Taking into consideration the nature and intensity of these five activities, it does not seem likely that Cuzcotuyo was a commercial gateway or the center of an Inka province. The Cuzcotuyo complex did not attract local populations either. We found no evidence of native groups engaged in large-scale productive activities like agriculture or craft production, and no valuable Inka goods were distributed or used in the complex. The Cuzcotuyo complex was a frontier garrison defended by indigenous allies affiliated to the state, an activity supplemented with calculated efforts of political diplomacy. Judging by the presence of altiplanic material in the military barrack, this fortification had the support of the state armies whenever required. At some point, the garrison was progressively abandoned. It is likely that in the Colonial era, Spanish troops visited the site during the war against the Chiriguanos, in light of the presence of oxidized iron nails and broken glass.

To sum up, despite the heavy emphasis on defense and control, part of the political agenda of the empire encouraged less violent forms of interaction with local Guarani-Chiriguano groups. Through feasts and limited trade, the Inka representatives sought to cement new alliances and form broader defense coalitions with local allies, including some Guarani-Chiriguano tribal segments.

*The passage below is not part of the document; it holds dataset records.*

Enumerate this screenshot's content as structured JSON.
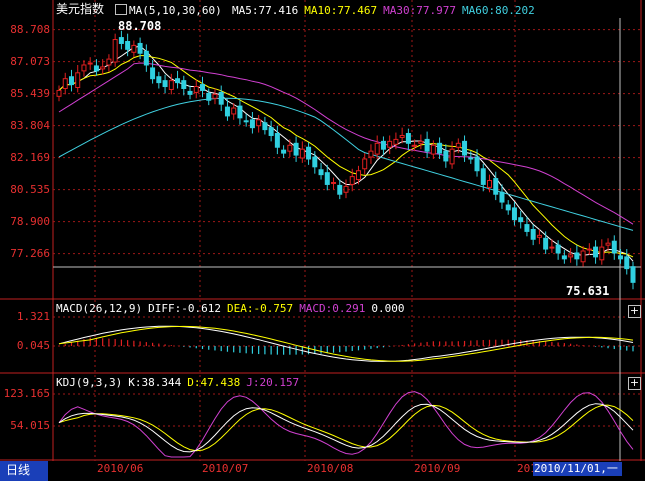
{
  "title": "美元指数",
  "ma_label": "MA(5,10,30,60)",
  "ma_values": [
    {
      "text": "MA5:77.416",
      "color": "#ffffff"
    },
    {
      "text": "MA10:77.467",
      "color": "#ffff00"
    },
    {
      "text": "MA30:77.977",
      "color": "#d040d0"
    },
    {
      "text": "MA60:80.202",
      "color": "#40d0e0"
    }
  ],
  "macd_label": "MACD(26,12,9)",
  "macd_values": [
    {
      "text": "DIFF:-0.612",
      "color": "#ffffff"
    },
    {
      "text": "DEA:-0.757",
      "color": "#ffff00"
    },
    {
      "text": "MACD:0.291",
      "color": "#d040d0"
    },
    {
      "text": "0.000",
      "color": "#ffffff"
    }
  ],
  "kdj_label": "KDJ(9,3,3)",
  "kdj_values": [
    {
      "text": "K:38.344",
      "color": "#ffffff"
    },
    {
      "text": "D:47.438",
      "color": "#ffff00"
    },
    {
      "text": "J:20.157",
      "color": "#d040d0"
    }
  ],
  "price_ticks": [
    "88.708",
    "87.073",
    "85.439",
    "83.804",
    "82.169",
    "80.535",
    "78.900",
    "77.266"
  ],
  "macd_ticks": [
    "1.321",
    "0.045"
  ],
  "kdj_ticks": [
    "123.165",
    "54.015"
  ],
  "max_label": "88.708",
  "min_label": "75.631",
  "period_label": "日线",
  "date_ticks": [
    "2010/06",
    "2010/07",
    "2010/08",
    "2010/09",
    "2010/"
  ],
  "cursor_date": "2010/11/01,一",
  "colors": {
    "up": "#e02020",
    "down": "#30d0e0",
    "grid": "#a01818",
    "axis": "#c02020",
    "ma5": "#ffffff",
    "ma10": "#ffff00",
    "ma30": "#d040d0",
    "ma60": "#40d0e0"
  },
  "chart_data": {
    "type": "candlestick",
    "ylim": [
      75.0,
      89.3
    ],
    "close": [
      85.6,
      86.2,
      85.9,
      86.5,
      86.9,
      87.0,
      86.6,
      86.8,
      87.2,
      88.2,
      88.0,
      87.7,
      87.9,
      87.5,
      86.9,
      86.2,
      86.0,
      85.8,
      86.1,
      86.0,
      85.7,
      85.4,
      85.8,
      85.6,
      85.1,
      85.4,
      84.9,
      84.3,
      84.7,
      84.2,
      84.0,
      83.7,
      84.1,
      83.6,
      83.3,
      82.7,
      82.4,
      82.8,
      82.3,
      82.6,
      82.1,
      81.7,
      81.3,
      80.8,
      80.9,
      80.3,
      80.7,
      81.2,
      81.5,
      82.1,
      82.5,
      82.9,
      82.6,
      83.0,
      83.1,
      83.3,
      82.9,
      82.8,
      83.0,
      82.5,
      82.8,
      82.4,
      82.0,
      82.6,
      82.9,
      82.3,
      82.1,
      81.5,
      80.8,
      81.0,
      80.3,
      79.9,
      79.5,
      79.0,
      78.9,
      78.4,
      78.0,
      78.2,
      77.5,
      77.6,
      77.3,
      77.0,
      77.2,
      77.0,
      77.4,
      77.5,
      77.1,
      77.6,
      77.8,
      77.3,
      77.0,
      76.5,
      75.8
    ]
  }
}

In this process, local frontier allies played a critical role considering the similar cultural traditions and ways of life. The factional leadership political structure of the Guarani-Chiri- guanos (and other Guaranized segments) might have guided the Inka to confront the most recalcitrant groups, while co-opting those dwelling in the adjoining areas. The incorporation of these factions not just through war and confrontation but also with diplomacy could have constituted the basis for the continuous expansion of the Inka empire beyond its borders. From the perspective of the Chiriguanos, this strategy also ensured the continuous negotiations with the Inka and their representatives, as part of broader cycles of alliance and conflict.